Stock buybacks and CD&A
Hinman’s remarks on non-GAAP and CD&A at the conference started out with discussions on another controversial topic: the significant increases in stock buybacks in recent years.
Jackson has been concerned by the massive amount of corporate stock buybacks in the past two years as a result of the Trump tax cuts. He believes it negatively affects long-term investors. In particular, he said executives are motivated to promote spending that lifts the share price but undercuts capital investments in product development or market share gains.
However, Hinman said companies are being more thoughtful with buybacks and compensation targets.
“Almost every company that we meet with in this area says that the comp committee is very thoughtful about that and takes it in to account,” Hinman said. “Not every CD&A actually discloses that. And so, people on the outside sometimes have the impression that by doing the buyback you are making it easier for execs to reach their goals. But what we have seen in practice is a lot more companies are actually taking into account, factoring out the impacts of the buyback either on the EPS [earnings per share] calculation or however it may affect the target.”

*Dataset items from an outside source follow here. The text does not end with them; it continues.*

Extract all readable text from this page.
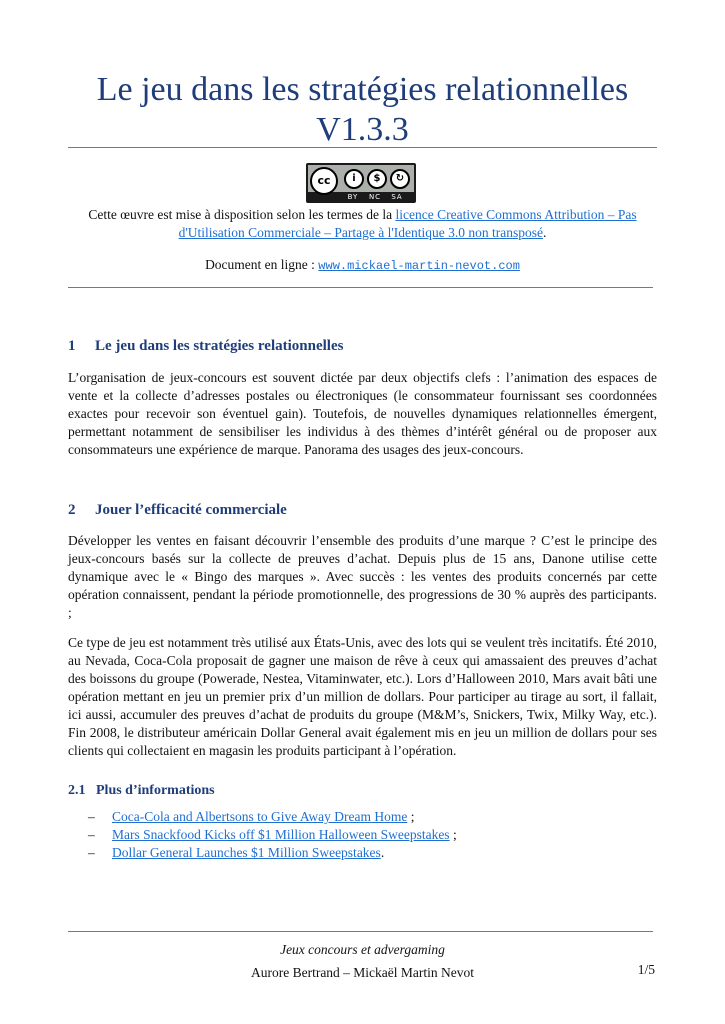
Le jeu dans les stratégies relationnelles
V1.3.3
cc	i	$	↻
BY NC SA
Cette œuvre est mise à disposition selon les termes de la licence Creative Commons Attribution – Pas d'Utilisation Commerciale – Partage à l'Identique 3.0 non transposé.
Document en ligne : www.mickael-martin-nevot.com
1 Le jeu dans les stratégies relationnelles
L’organisation de jeux-concours est souvent dictée par deux objectifs clefs : l’animation des espaces de vente et la collecte d’adresses postales ou électroniques (le consommateur fournissant ses coordonnées exactes pour recevoir son éventuel gain). Toutefois, de nouvelles dynamiques relationnelles émergent, permettant notamment de sensibiliser les individus à des thèmes d’intérêt général ou de proposer aux consommateurs une expérience de marque. Panorama des usages des jeux-concours.
2 Jouer l’efficacité commerciale
Développer les ventes en faisant découvrir l’ensemble des produits d’une marque ? C’est le principe des jeux-concours basés sur la collecte de preuves d’achat. Depuis plus de 15 ans, Danone utilise cette dynamique avec le « Bingo des marques ». Avec succès : les ventes des produits concernés par cette opération connaissent, pendant la période promotionnelle, des progressions de 30 % auprès des participants. ;
Ce type de jeu est notamment très utilisé aux États-Unis, avec des lots qui se veulent très incitatifs. Été 2010, au Nevada, Coca-Cola proposait de gagner une maison de rêve à ceux qui amassaient des preuves d’achat des boissons du groupe (Powerade, Nestea, Vitaminwater, etc.). Lors d’Halloween 2010, Mars avait bâti une opération mettant en jeu un premier prix d’un million de dollars. Pour participer au tirage au sort, il fallait, ici aussi, accumuler des preuves d’achat de produits du groupe (M&M’s, Snickers, Twix, Milky Way, etc.). Fin 2008, le distributeur américain Dollar General avait également mis en jeu un million de dollars pour ses clients qui collectaient en magasin les produits participant à l’opération.
2.1 Plus d’informations
– Coca-Cola and Albertsons to Give Away Dream Home ;
– Mars Snackfood Kicks off $1 Million Halloween Sweepstakes ;
– Dollar General Launches $1 Million Sweepstakes.
Jeux concours et advergaming
Aurore Bertrand – Mickaël Martin Nevot	1/5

In Jackson’s view, the SEC should not speculate about what boards are doing.
“A big problem with just guessing what boards are talking about is we tend to be biased by our own experience. So, it may be that some of the boards that we know best as individuals are talking about it,” Jackson said. “We need to be able to write a rule that forces all boards to disclose to investors what they are talking about. And that’s why I pushed for that.”